Polars.jl

:bear: Julia wrapper around the polars library
Author Pangoraw
Popularity
30 Stars
Updated Last
4 Months Ago
Started In
August 2023

Polars.jl

Polars.jl is a thin wrapper for Julia around the dataframe manipulation library polars.

Example

julia> using Polars

julia> customers = read_parquet("NONE_pandas_pyarrow_customer.parquet") |> lazy;

julia> nations = read_parquet("NONE_pandas_pyarrow_nation.parquet") |> lazy;

julia> customers_nations = innerjoin(customers, nations, col("nation_key"));

julia> gb = groupby(customers_nations, [col("nation_key")]);

julia> gbagg = agg(gb,
           col("name") |> alias("customer_names"),
           col("name_right") |> first |> Strings.lowercase,
           col("acctbal") |> mean,
       );

julia> gbagg_sorted = sort(gbagg, "name_right");

julia> select(gbagg_sorted,
           col("name_right") |> alias("nation_name"),
           col("customer_names"),
           col("acctbal"),
        ) |> collect
25×3 DataFrame
 nation_name  customer_names                    acctbal 
 String       Series{Union{Missing, String}}    Float64 
────────────────────────────────────────────────────────
     algeria  ["Customer#000000029", "Custome…   4442.7
   argentina  ["Customer#000000003", "Custome…   4485.0
      brazil  ["Customer#000000017", "Custome…  4471.02
      canada  ["Customer#000000005", "Custome…  4489.26
       china  ["Customer#000000007", "Custome…  4438.95
       egypt  ["Customer#000000004", "Custome…  4520.49
    ethiopia  ["Customer#000000010", "Custome…  4467.37
      france  ["Customer#000000018", "Custome…  4436.01
                                                 
                                         17 rows omitted

References

Julia already has a very good dataframe story with DataFrames.jl, which provides a more Julian experience since any types of collections can be used as a column.
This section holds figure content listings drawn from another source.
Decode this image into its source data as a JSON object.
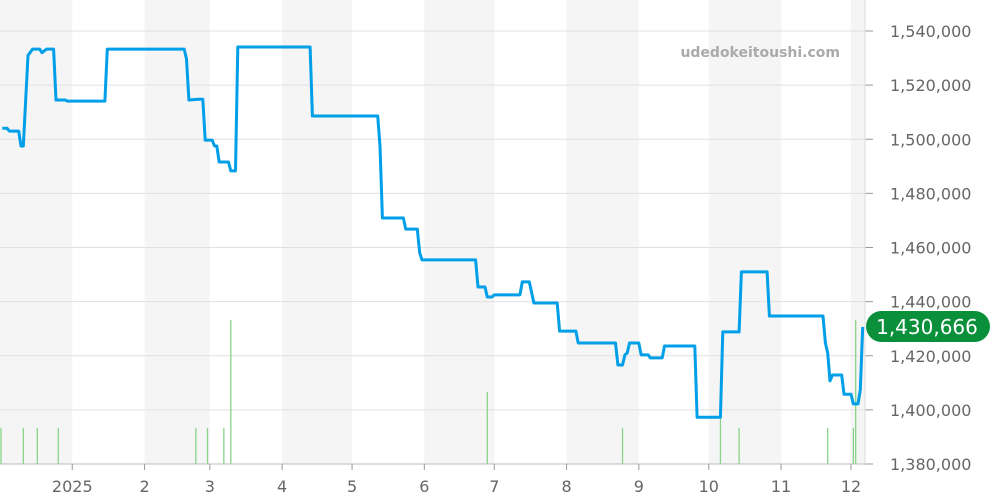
{
  "watermark": "udedokeitoushi.com",
  "current_price_label": "1,430,666",
  "colors": {
    "line": "#009fe8",
    "volume": "#88d488",
    "badge": "#0a8f3a",
    "band": "#f5f5f5",
    "grid": "#e0e0e0"
  },
  "chart_data": {
    "type": "line",
    "title": "",
    "xlabel": "",
    "ylabel": "",
    "xlim": [
      "2024-12-01",
      "2025-12-07"
    ],
    "ylim": [
      1380000,
      1540000
    ],
    "grid": true,
    "y_axis_position": "right",
    "y_ticks": [
      1380000,
      1400000,
      1420000,
      1440000,
      1460000,
      1480000,
      1500000,
      1520000,
      1540000
    ],
    "y_tick_labels": [
      "1,380,000",
      "1,400,000",
      "1,420,000",
      "1,440,000",
      "1,460,000",
      "1,480,000",
      "1,500,000",
      "1,520,000",
      "1,540,000"
    ],
    "x_ticks": [
      {
        "date": "2025-01-01",
        "label": "2025"
      },
      {
        "date": "2025-02-01",
        "label": "2"
      },
      {
        "date": "2025-03-01",
        "label": "3"
      },
      {
        "date": "2025-04-01",
        "label": "4"
      },
      {
        "date": "2025-05-01",
        "label": "5"
      },
      {
        "date": "2025-06-01",
        "label": "6"
      },
      {
        "date": "2025-07-01",
        "label": "7"
      },
      {
        "date": "2025-08-01",
        "label": "8"
      },
      {
        "date": "2025-09-01",
        "label": "9"
      },
      {
        "date": "2025-10-01",
        "label": "10"
      },
      {
        "date": "2025-11-01",
        "label": "11"
      },
      {
        "date": "2025-12-01",
        "label": "12"
      }
    ],
    "shaded_months": [
      [
        "2024-12-01",
        "2025-01-01"
      ],
      [
        "2025-02-01",
        "2025-03-01"
      ],
      [
        "2025-04-01",
        "2025-05-01"
      ],
      [
        "2025-06-01",
        "2025-07-01"
      ],
      [
        "2025-08-01",
        "2025-09-01"
      ],
      [
        "2025-10-01",
        "2025-11-01"
      ],
      [
        "2025-12-01",
        "2025-12-07"
      ]
    ],
    "series": [
      {
        "points": [
          [
            "2024-12-02",
            1504100
          ],
          [
            "2024-12-04",
            1504100
          ],
          [
            "2024-12-05",
            1503000
          ],
          [
            "2024-12-09",
            1503000
          ],
          [
            "2024-12-10",
            1497500
          ],
          [
            "2024-12-11",
            1497500
          ],
          [
            "2024-12-13",
            1531000
          ],
          [
            "2024-12-15",
            1533300
          ],
          [
            "2024-12-18",
            1533300
          ],
          [
            "2024-12-19",
            1532000
          ],
          [
            "2024-12-21",
            1533300
          ],
          [
            "2024-12-24",
            1533300
          ],
          [
            "2024-12-25",
            1514500
          ],
          [
            "2024-12-29",
            1514500
          ],
          [
            "2024-12-30",
            1514100
          ],
          [
            "2025-01-15",
            1514100
          ],
          [
            "2025-01-16",
            1533300
          ],
          [
            "2025-02-18",
            1533300
          ],
          [
            "2025-02-19",
            1529600
          ],
          [
            "2025-02-20",
            1514500
          ],
          [
            "2025-02-24",
            1514800
          ],
          [
            "2025-02-26",
            1514800
          ],
          [
            "2025-02-27",
            1499700
          ],
          [
            "2025-03-02",
            1499700
          ],
          [
            "2025-03-03",
            1497500
          ],
          [
            "2025-03-04",
            1497500
          ],
          [
            "2025-03-05",
            1491600
          ],
          [
            "2025-03-09",
            1491600
          ],
          [
            "2025-03-10",
            1488300
          ],
          [
            "2025-03-12",
            1488300
          ],
          [
            "2025-03-13",
            1534100
          ],
          [
            "2025-04-13",
            1534100
          ],
          [
            "2025-04-14",
            1508600
          ],
          [
            "2025-05-12",
            1508600
          ],
          [
            "2025-05-13",
            1497500
          ],
          [
            "2025-05-14",
            1470900
          ],
          [
            "2025-05-23",
            1470900
          ],
          [
            "2025-05-24",
            1466800
          ],
          [
            "2025-05-29",
            1466800
          ],
          [
            "2025-05-30",
            1458000
          ],
          [
            "2025-05-31",
            1455400
          ],
          [
            "2025-06-23",
            1455400
          ],
          [
            "2025-06-24",
            1445400
          ],
          [
            "2025-06-27",
            1445400
          ],
          [
            "2025-06-28",
            1441700
          ],
          [
            "2025-06-30",
            1441700
          ],
          [
            "2025-07-01",
            1442500
          ],
          [
            "2025-07-12",
            1442500
          ],
          [
            "2025-07-13",
            1447300
          ],
          [
            "2025-07-16",
            1447300
          ],
          [
            "2025-07-18",
            1439500
          ],
          [
            "2025-07-28",
            1439500
          ],
          [
            "2025-07-29",
            1429100
          ],
          [
            "2025-08-05",
            1429100
          ],
          [
            "2025-08-06",
            1424700
          ],
          [
            "2025-08-22",
            1424700
          ],
          [
            "2025-08-23",
            1416600
          ],
          [
            "2025-08-25",
            1416600
          ],
          [
            "2025-08-26",
            1420300
          ],
          [
            "2025-08-27",
            1421000
          ],
          [
            "2025-08-28",
            1424700
          ],
          [
            "2025-09-01",
            1424700
          ],
          [
            "2025-09-02",
            1420300
          ],
          [
            "2025-09-05",
            1420300
          ],
          [
            "2025-09-06",
            1419200
          ],
          [
            "2025-09-11",
            1419200
          ],
          [
            "2025-09-12",
            1423600
          ],
          [
            "2025-09-25",
            1423600
          ],
          [
            "2025-09-26",
            1397300
          ],
          [
            "2025-10-06",
            1397300
          ],
          [
            "2025-10-07",
            1428800
          ],
          [
            "2025-10-14",
            1428800
          ],
          [
            "2025-10-15",
            1451000
          ],
          [
            "2025-10-26",
            1451000
          ],
          [
            "2025-10-27",
            1434700
          ],
          [
            "2025-11-19",
            1434700
          ],
          [
            "2025-11-20",
            1424700
          ],
          [
            "2025-11-21",
            1421000
          ],
          [
            "2025-11-22",
            1410700
          ],
          [
            "2025-11-23",
            1412900
          ],
          [
            "2025-11-27",
            1412900
          ],
          [
            "2025-11-28",
            1405800
          ],
          [
            "2025-12-01",
            1405800
          ],
          [
            "2025-12-02",
            1402200
          ],
          [
            "2025-12-04",
            1402200
          ],
          [
            "2025-12-05",
            1407400
          ],
          [
            "2025-12-06",
            1430666
          ]
        ]
      }
    ],
    "volume": {
      "relative_heights": true,
      "points": [
        [
          "2024-12-01",
          1
        ],
        [
          "2024-12-11",
          1
        ],
        [
          "2024-12-17",
          1
        ],
        [
          "2024-12-26",
          1
        ],
        [
          "2025-02-23",
          1
        ],
        [
          "2025-02-28",
          1
        ],
        [
          "2025-03-07",
          1
        ],
        [
          "2025-03-10",
          4
        ],
        [
          "2025-06-28",
          2
        ],
        [
          "2025-08-25",
          1
        ],
        [
          "2025-10-06",
          2
        ],
        [
          "2025-10-14",
          1
        ],
        [
          "2025-11-21",
          1
        ],
        [
          "2025-12-02",
          1
        ],
        [
          "2025-12-03",
          4
        ]
      ]
    }
  }
}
On the other hand, Polars works through the Arrow data format and therefore only supports certain physical vectors (materialized in memory) such as Vector{Int}. Polars.jl focuses on wrapping operations on lazy frames since it is one of the main differentiating factor with DataFrames. Indeed eager operations are implemented as collect∘op∘lazy. Consider trying DataFrames.jl if your problem involves a lot of Julia "interopability" where Polars would not offer the same level of interopability.

Polars C-API

To build the polars c-api, run the following commands:

cd c-polars
cargo build # --release

This is mostly helpful for development to test C-API changes with the Julia version. A header file is also included if one wants to use the API from C directly.